Al fin y al cabo no era la primera vez que debía elegir en una encrucijada sobre su futuro. «A los 12 años tuve que decidir entre el flamenco y el bádminton. Tomé una buena decisión porque el flamenco no me iba a dar mucho más de lo que tenía allí y el bádminton sí que me está dando todo lo que quiero», explica. Mantuvo su determinación a pesar de la nostalgia. «Ha cambiado muchísimo. La diferencia es un abismo porque cuando llegó era una niña y aunque todavía guarda ramalazos ya es una mujer de 20 años con la que la comunicación y el razonamiento es totalmente diferente», repasa su preparador casi una década después.

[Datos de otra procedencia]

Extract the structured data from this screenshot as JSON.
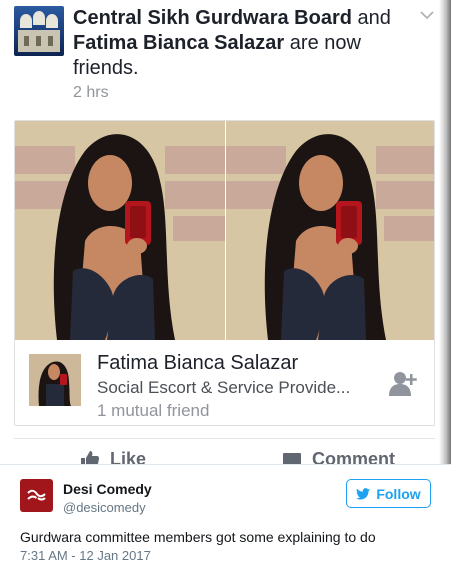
{
  "facebook_story": {
    "actor_page": "Central Sikh Gurdwara Board",
    "connector": "and",
    "friend_name": "Fatima Bianca Salazar",
    "suffix": "are now friends.",
    "timestamp": "2 hrs",
    "icons": {
      "page_avatar": "gurdwara-building-avatar",
      "menu": "chevron-down-icon"
    }
  },
  "profile_card": {
    "name": "Fatima Bianca Salazar",
    "subtitle": "Social Escort & Service Provide...",
    "mutual": "1 mutual friend",
    "add_icon": "add-friend-icon"
  },
  "actions": {
    "like_label": "Like",
    "comment_label": "Comment"
  },
  "tweet": {
    "display_name": "Desi Comedy",
    "handle": "@desicomedy",
    "follow_label": "Follow",
    "text": "Gurdwara committee members got some explaining to do",
    "date": "7:31 AM - 12 Jan 2017",
    "avatar_icon": "desi-comedy-logo",
    "follow_icon": "twitter-bird-icon",
    "colors": {
      "follow_blue": "#1da1f2",
      "avatar_red": "#a1161a"
    }
  }
}
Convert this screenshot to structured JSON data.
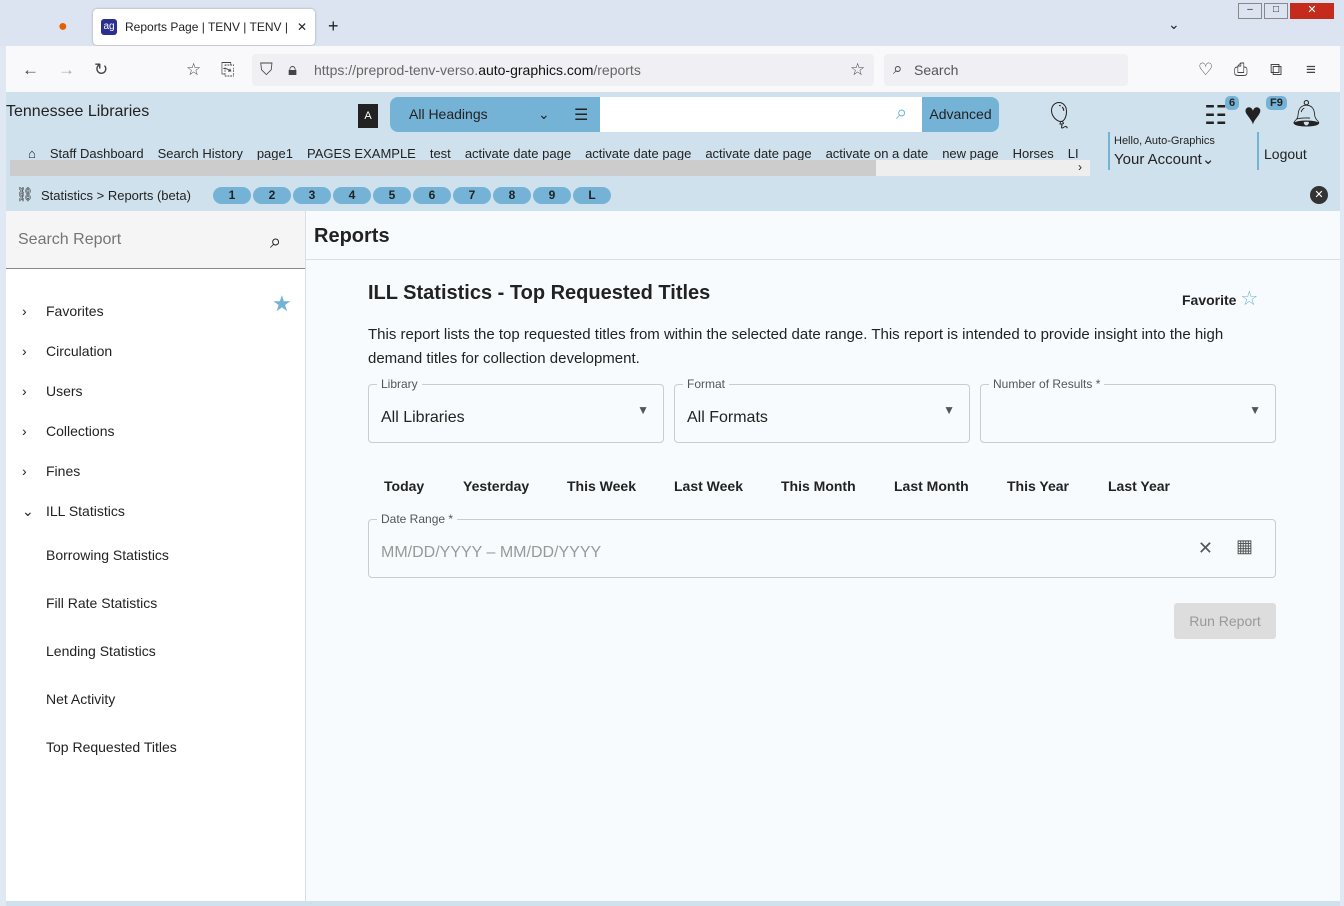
{
  "browser": {
    "tab_title": "Reports Page | TENV | TENV | Au",
    "url_prefix": "https://preprod-tenv-verso.",
    "url_domain": "auto-graphics.com",
    "url_path": "/reports",
    "search_placeholder": "Search"
  },
  "header": {
    "site_title": "Tennessee Libraries",
    "heading_select": "All Headings",
    "advanced_label": "Advanced",
    "list_badge": "6",
    "fav_badge": "F9",
    "greeting": "Hello, Auto-Graphics",
    "account_label": "Your Account",
    "logout_label": "Logout"
  },
  "links": [
    "Staff Dashboard",
    "Search History",
    "page1",
    "PAGES EXAMPLE",
    "test",
    "activate date page",
    "activate date page",
    "activate date page",
    "activate on a date",
    "new page",
    "Horses",
    "LI"
  ],
  "breadcrumb": {
    "text": "Statistics > Reports (beta)",
    "pages": [
      "1",
      "2",
      "3",
      "4",
      "5",
      "6",
      "7",
      "8",
      "9",
      "L"
    ]
  },
  "sidebar": {
    "search_placeholder": "Search Report",
    "groups": [
      "Favorites",
      "Circulation",
      "Users",
      "Collections",
      "Fines",
      "ILL Statistics"
    ],
    "ill_items": [
      "Borrowing Statistics",
      "Fill Rate Statistics",
      "Lending Statistics",
      "Net Activity",
      "Top Requested Titles"
    ]
  },
  "main": {
    "page_title": "Reports",
    "report_title": "ILL Statistics - Top Requested Titles",
    "favorite_label": "Favorite",
    "description": "This report lists the top requested titles from within the selected date range. This report is intended to provide insight into the high demand titles for collection development.",
    "library": {
      "label": "Library",
      "value": "All Libraries"
    },
    "format": {
      "label": "Format",
      "value": "All Formats"
    },
    "results": {
      "label": "Number of Results *",
      "value": ""
    },
    "quick_dates": [
      "Today",
      "Yesterday",
      "This Week",
      "Last Week",
      "This Month",
      "Last Month",
      "This Year",
      "Last Year"
    ],
    "date_range": {
      "label": "Date Range *",
      "placeholder": "MM/DD/YYYY – MM/DD/YYYY"
    },
    "run_label": "Run Report"
  }
}
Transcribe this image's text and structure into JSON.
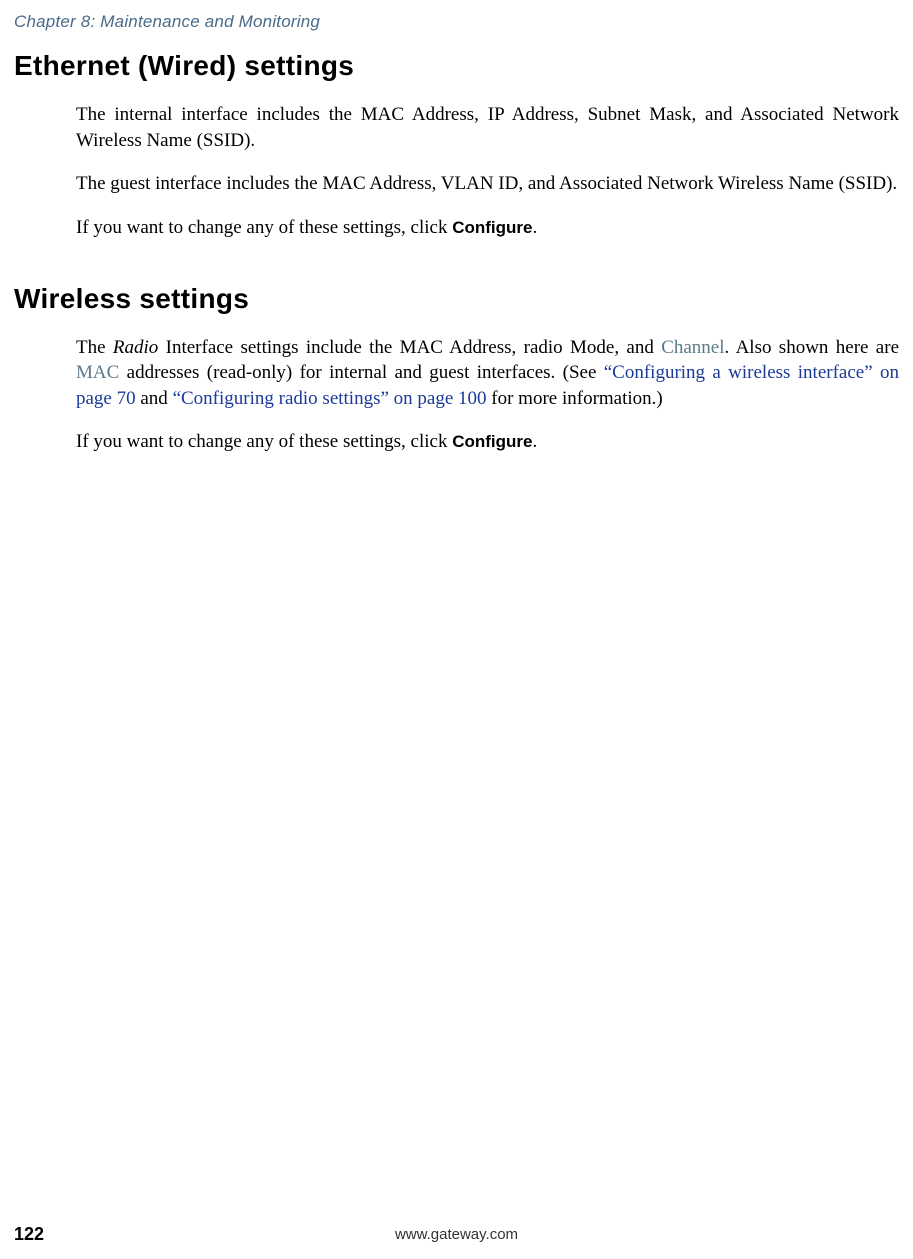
{
  "header": {
    "chapter_label": "Chapter 8: Maintenance and Monitoring"
  },
  "sections": {
    "ethernet": {
      "heading": "Ethernet (Wired) settings",
      "p1": "The internal interface includes the MAC Address, IP Address, Subnet Mask, and Associated Network Wireless Name (SSID).",
      "p2": "The guest interface includes the MAC Address, VLAN ID, and Associated Network Wireless Name (SSID).",
      "p3_pre": "If you want to change any of these settings, click ",
      "p3_configure": "Configure",
      "p3_post": "."
    },
    "wireless": {
      "heading": "Wireless settings",
      "p1_pre": "The ",
      "p1_radio": "Radio",
      "p1_mid1": " Interface settings include the MAC Address, radio Mode, and ",
      "p1_channel": "Channel",
      "p1_mid2": ". Also shown here are ",
      "p1_mac": "MAC",
      "p1_mid3": " addresses (read-only) for internal and guest interfaces. (See ",
      "p1_link1": "“Configuring a wireless interface” on page 70",
      "p1_and": " and ",
      "p1_link2": "“Configuring radio settings” on page 100",
      "p1_post": " for more information.)",
      "p2_pre": "If you want to change any of these settings, click ",
      "p2_configure": "Configure",
      "p2_post": "."
    }
  },
  "footer": {
    "page_number": "122",
    "url": "www.gateway.com"
  }
}
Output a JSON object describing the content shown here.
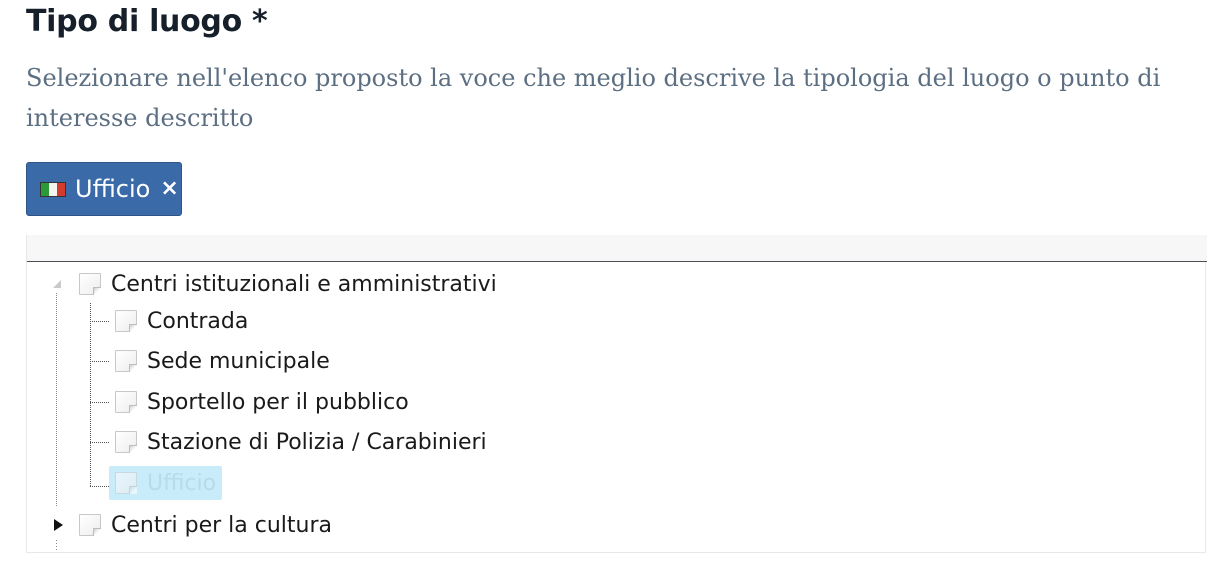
{
  "field": {
    "title": "Tipo di luogo *",
    "help_text": "Selezionare nell'elenco proposto la voce che meglio descrive la tipologia del luogo o punto di interesse descritto"
  },
  "selected_chip": {
    "label": "Ufficio",
    "flag_icon": "italy-flag-icon",
    "remove_symbol": "×"
  },
  "tree": {
    "nodes": [
      {
        "label": "Centri istituzionali e amministrativi",
        "state": "expanded",
        "children": [
          {
            "label": "Contrada"
          },
          {
            "label": "Sede municipale"
          },
          {
            "label": "Sportello per il pubblico"
          },
          {
            "label": "Stazione di Polizia / Carabinieri"
          },
          {
            "label": "Ufficio",
            "selected": true
          }
        ]
      },
      {
        "label": "Centri per la cultura",
        "state": "collapsed"
      }
    ]
  },
  "colors": {
    "chip_background": "#3a6aa8",
    "selected_node_background": "#c9ecfa",
    "help_text": "#5c6f82"
  }
}
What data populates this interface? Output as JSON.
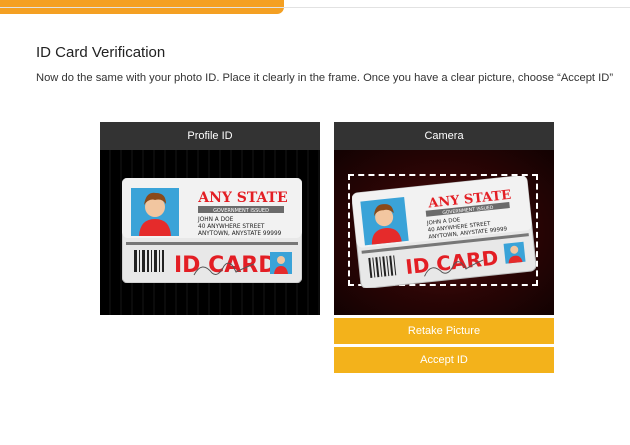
{
  "progress": {
    "fraction": 0.45,
    "color": "#f4a023"
  },
  "page": {
    "title": "ID Card Verification",
    "instructions": "Now do the same with your photo ID. Place it clearly in the frame. Once you have a clear picture, choose “Accept ID”"
  },
  "profile_panel": {
    "header": "Profile ID"
  },
  "camera_panel": {
    "header": "Camera"
  },
  "id_card": {
    "state": "ANY STATE",
    "issued": "GOVERNMENT ISSUED",
    "name": "JOHN A DOE",
    "street": "40 ANYWHERE STREET",
    "city": "ANYTOWN, ANYSTATE 99999",
    "card_label": "ID CARD",
    "signature_icon": "signature-icon"
  },
  "buttons": {
    "retake": "Retake Picture",
    "accept": "Accept ID"
  },
  "colors": {
    "accent": "#f3b21b",
    "header_bg": "#333333",
    "card_red": "#e31e24"
  }
}
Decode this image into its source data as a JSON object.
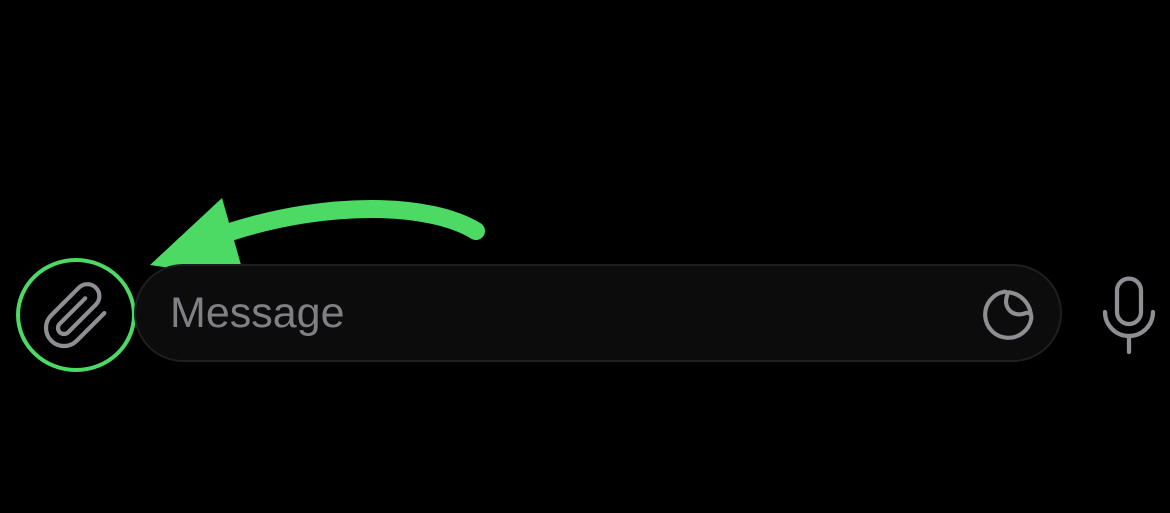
{
  "composer": {
    "attach_icon": "paperclip-icon",
    "message_placeholder": "Message",
    "message_value": "",
    "sticker_icon": "sticker-icon",
    "mic_icon": "microphone-icon"
  },
  "annotation": {
    "highlight_target": "attach-button",
    "highlight_color": "#4cd964",
    "arrow_color": "#4cd964"
  },
  "colors": {
    "background": "#000000",
    "icon_gray": "#8e8e93",
    "input_background": "#0c0c0c",
    "input_border": "#1f1f1f"
  }
}
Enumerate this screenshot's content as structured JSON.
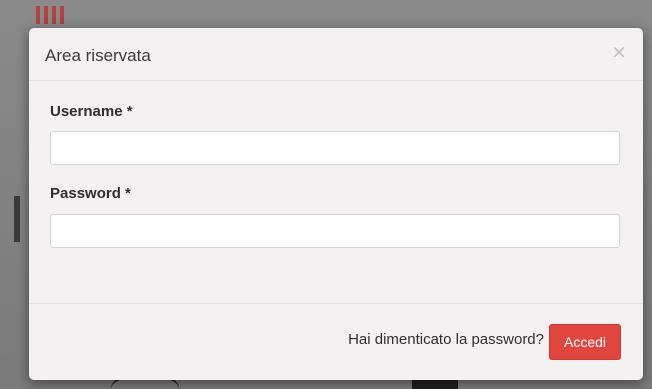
{
  "modal": {
    "title": "Area riservata",
    "close_glyph": "×",
    "username": {
      "label": "Username *",
      "value": "",
      "placeholder": ""
    },
    "password": {
      "label": "Password *",
      "value": "",
      "placeholder": ""
    },
    "footer": {
      "forgot_label": "Hai dimenticato la password?",
      "submit_label": "Accedi"
    }
  },
  "colors": {
    "accent": "#e0463e",
    "modal_bg": "#f3f1f2",
    "overlay": "#7f7f7f"
  },
  "icons": {
    "close": "close-icon"
  }
}
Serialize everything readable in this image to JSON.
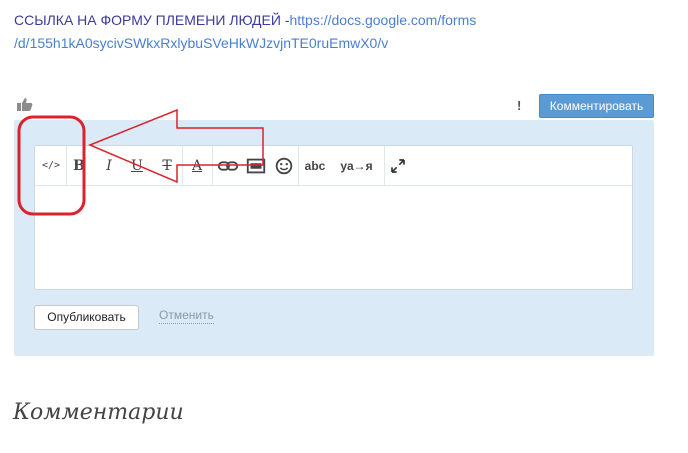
{
  "post": {
    "text_prefix": "ССЫЛКА НА ФОРМУ ПЛЕМЕНИ ЛЮДЕЙ -",
    "link_line1": "https://docs.google.com/forms",
    "link_line2": "/d/155h1kA0sycivSWkxRxlybuSVeHkWJzvjnTE0ruEmwX0/v"
  },
  "actions": {
    "report": "!",
    "comment_button": "Комментировать"
  },
  "toolbar": {
    "code": "</>",
    "bold": "B",
    "italic": "I",
    "underline": "U",
    "strike": "T",
    "color": "A",
    "spell": "abc",
    "translit": "ya→я",
    "emoji_icon": "smile-icon",
    "link_icon": "link-icon",
    "image_icon": "image-icon",
    "expand_icon": "expand-icon"
  },
  "editor": {
    "value": ""
  },
  "form": {
    "publish": "Опубликовать",
    "cancel": "Отменить"
  },
  "comments": {
    "title": "Комментарии"
  },
  "colors": {
    "accent": "#5b9bd5",
    "panel": "#daeaf7",
    "annotation_red": "#d9232d"
  }
}
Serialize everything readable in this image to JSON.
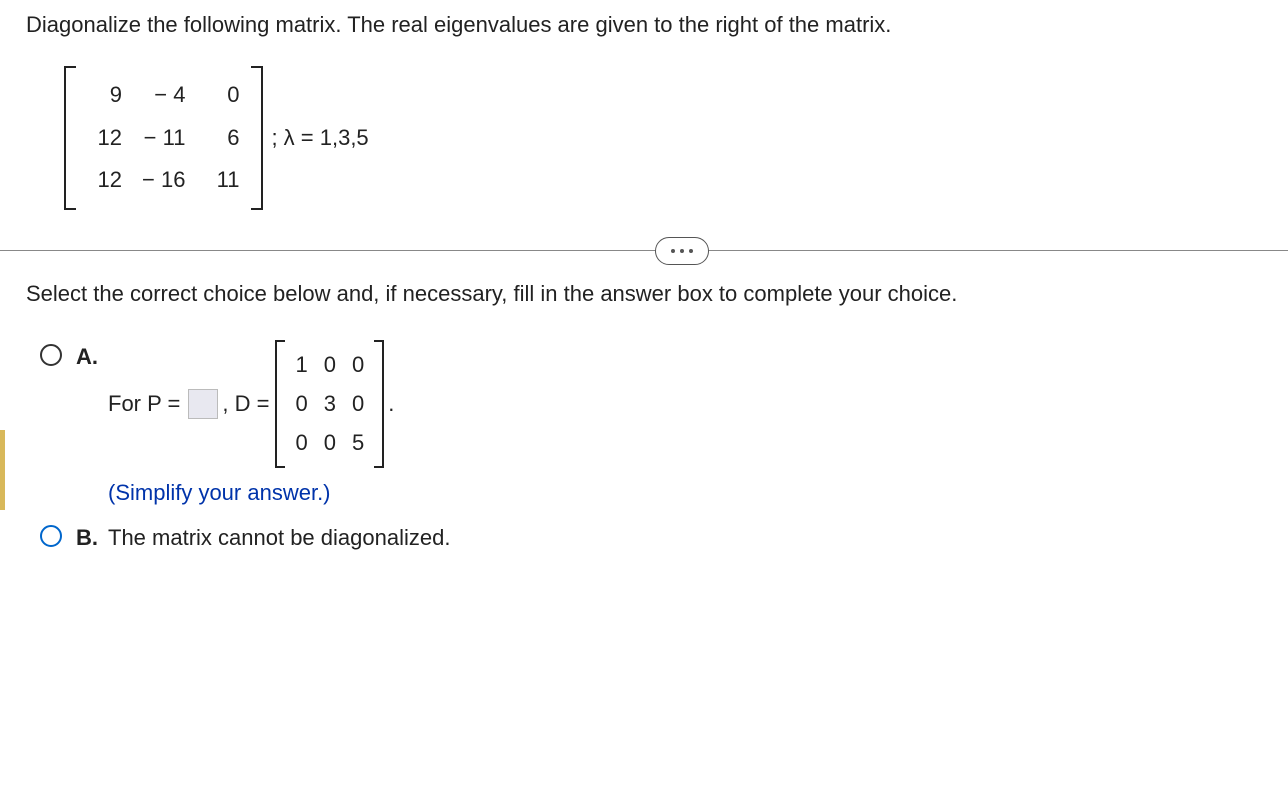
{
  "question": "Diagonalize the following matrix. The real eigenvalues are given to the right of the matrix.",
  "matrix": {
    "r1c1": "9",
    "r1c2": "− 4",
    "r1c3": "0",
    "r2c1": "12",
    "r2c2": "− 11",
    "r2c3": "6",
    "r3c1": "12",
    "r3c2": "− 16",
    "r3c3": "11"
  },
  "lambda_text": "; λ = 1,3,5",
  "select_text": "Select the correct choice below and, if necessary, fill in the answer box to complete your choice.",
  "choices": {
    "a": {
      "label": "A.",
      "for_p": "For P =",
      "d_eq": ", D =",
      "d_matrix": {
        "r1c1": "1",
        "r1c2": "0",
        "r1c3": "0",
        "r2c1": "0",
        "r2c2": "3",
        "r2c3": "0",
        "r3c1": "0",
        "r3c2": "0",
        "r3c3": "5"
      },
      "period": ".",
      "simplify": "(Simplify your answer.)"
    },
    "b": {
      "label": "B.",
      "text": "The matrix cannot be diagonalized."
    }
  }
}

Pero la onubense no se ha detenido en mitad de la escalera para embobarse con sus éxitos. Su espíritu ambicioso obliga a otear el horizonte en busca de otro listón y tampoco le van a permitir estancarse. «El objetivo es que llegue hasta las cinco mejores del mundo», asegura Rivas. «Quiero conseguir la medalla de oro en el Europeo absoluto de abril. El Campeonato del Mundo será en agosto, en el último hice cuartos y me gustaría luchar por las medallas y estar entre las 10 mejores del ranking mundial», secunda con convicción su pupila. «Prefiero pensar a corto plazo pero, al fin y al cabo, todo esto es para preparar los Juegos Olímpicos», añade Carolina Marín, mientras que la federación apuesta por una medalla en Río de Janeiro.

Gritar para ganar

Agresiva en su juego, con un látigo en su brazo izquierdo, su éxito se basa en una mezcla de actitud y aptitudes para emplear cualquier recurso a su alcance. «Carolina es una jugadora muy competitiva, muy difícil de batir. Cuando tiene un objetivo y un plan de juego establecido en la pista es un enemigo bastante peligroso que puede estar a la altura de cualquiera del mundo», razona su entrenador. «Siempre analizo a mi rival antes de jugar. Por ejemplo, a las chinas les influye mucho cuando les gritas porque ven que sigues ahí luchando, que no te rindes. Si no lo haces, piensan que estás apagada y se refuerzan», explica la jugadora, que tiene unas cuerdas vocales que podrían envidiar Monica Seles o Maria Sharapova.

Fuera de la pista su carácter competitivo se invierte y se transforma en una simpatía que contagia tan velozmente como su forma de hablar. «Es muy alegre, muy espontánea», dice el seleccionador. «Cuando entramos nuevas para incorporarnos nos ayudó porque lleva muchos años», comenta Clara Azurmendi, promesa de 15 años que se entrena junto a ella para andar el mismo camino. Precisamente, la vasca, campeona de España sub-15, sub-17 y sub-19, apunta como su sucesora y observa sus lecciones. «Siempre está ahí para todo, incluso entrenando te ayuda a corregir. Como jugadora tiene una muy buena actitud porque no da nada por perdido», observa la mejor raqueta de las nuevas generaciones. Mientras la estrella de la selección española asegura que nadie la ha señalado como referente, las jóvenes concentran la atención en su juego y en su conducta. Ya no necesitan a Nadal. Tienen a Carolina Marín.